3 Responses to “Wandboard steps up to quad-core ARM, beefier GPU”

  1. Maxim says:

    On my previous experience with Wandboard Dual – it’s a piece of crap because they simply don’t support the platform with necessary software. All they give is “images” that run so slow on a such performance processors. So I don’t find any reason to purchase the next-gen Wandboard. If you want to spend money – buy a Sabre Lite from Boundary. At least you will have latest Freescale software supported

    • Werner says:

      Maxim,

      since I am looking for a similar board, I am interested in your experiences.

      What “necessary software” is not supported on the Wandboard? Appears to me there is a Ubuntu 11.10 and Android Jellybean 4.2.2 available.

      Look at the SabreLite page ( http://www.element14.com/community/community/knode/single-board_computers/sabrelite ). Under the Software/BSP tab it seems like the only software available is some “LinuxLink embedded Linux framework”. And the software is not free (30-day trial).

      I cannot imagine why you would prefer that over a recent Android or a Ubuntu for free.

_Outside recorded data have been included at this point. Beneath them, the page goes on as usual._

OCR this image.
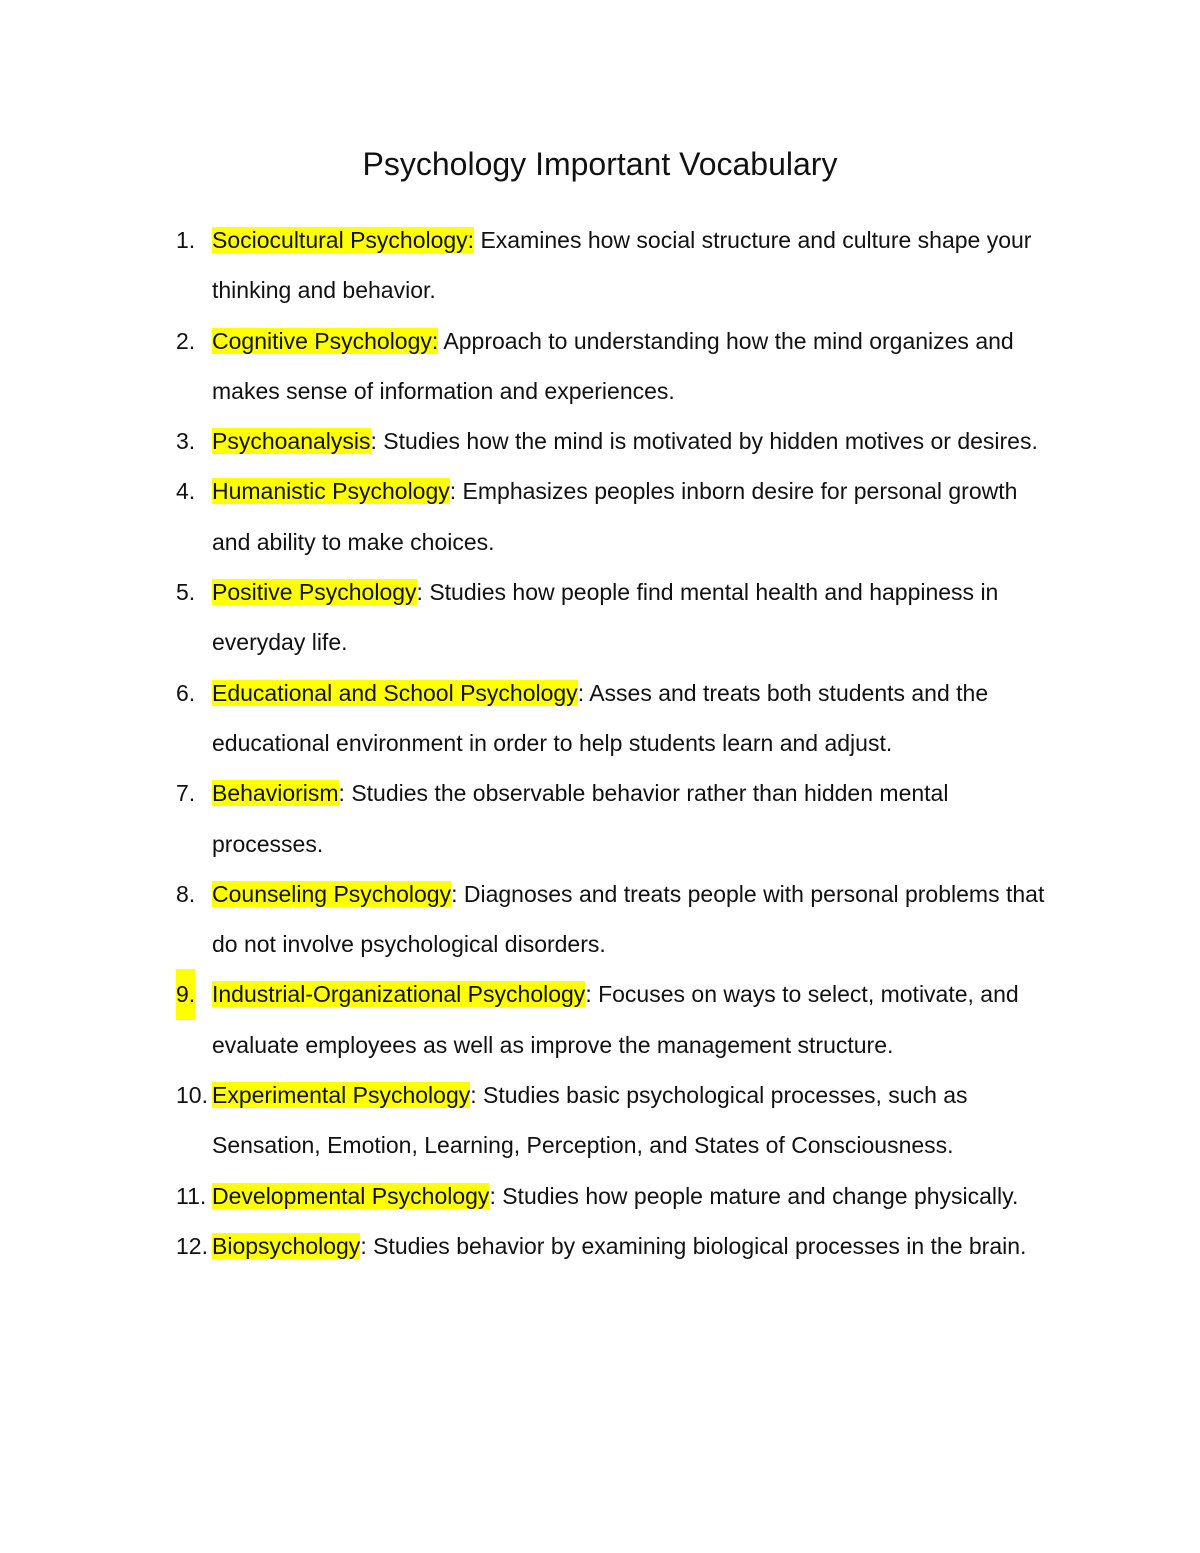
Psychology Important Vocabulary
1. Sociocultural Psychology: Examines how social structure and culture shape your thinking and behavior.
2. Cognitive Psychology: Approach to understanding how the mind organizes and makes sense of information and experiences.
3. Psychoanalysis: Studies how the mind is motivated by hidden motives or desires.
4. Humanistic Psychology: Emphasizes peoples inborn desire for personal growth and ability to make choices.
5. Positive Psychology: Studies how people find mental health and happiness in everyday life.
6. Educational and School Psychology: Asses and treats both students and the educational environment in order to help students learn and adjust.
7. Behaviorism: Studies the observable behavior rather than hidden mental processes.
8. Counseling Psychology: Diagnoses and treats people with personal problems that do not involve psychological disorders.
9. Industrial-Organizational Psychology: Focuses on ways to select, motivate, and evaluate employees as well as improve the management structure.
10. Experimental Psychology: Studies basic psychological processes, such as Sensation, Emotion, Learning, Perception, and States of Consciousness.
11. Developmental Psychology: Studies how people mature and change physically.
12. Biopsychology: Studies behavior by examining biological processes in the brain.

With a user interface and full GPU/VPU support. But you have experience of the Wandboard; I don’t. Maybe it is a piece of cr*p, but I hear good things about it elsewhere.

      /W

  2. jai says:

    They provide an SDK where you can build your own custom kernel, so what exactly is missing? I have my own image using debian wheezy and it runs great. Was there some piece of critical hardware that you found wasnt supported?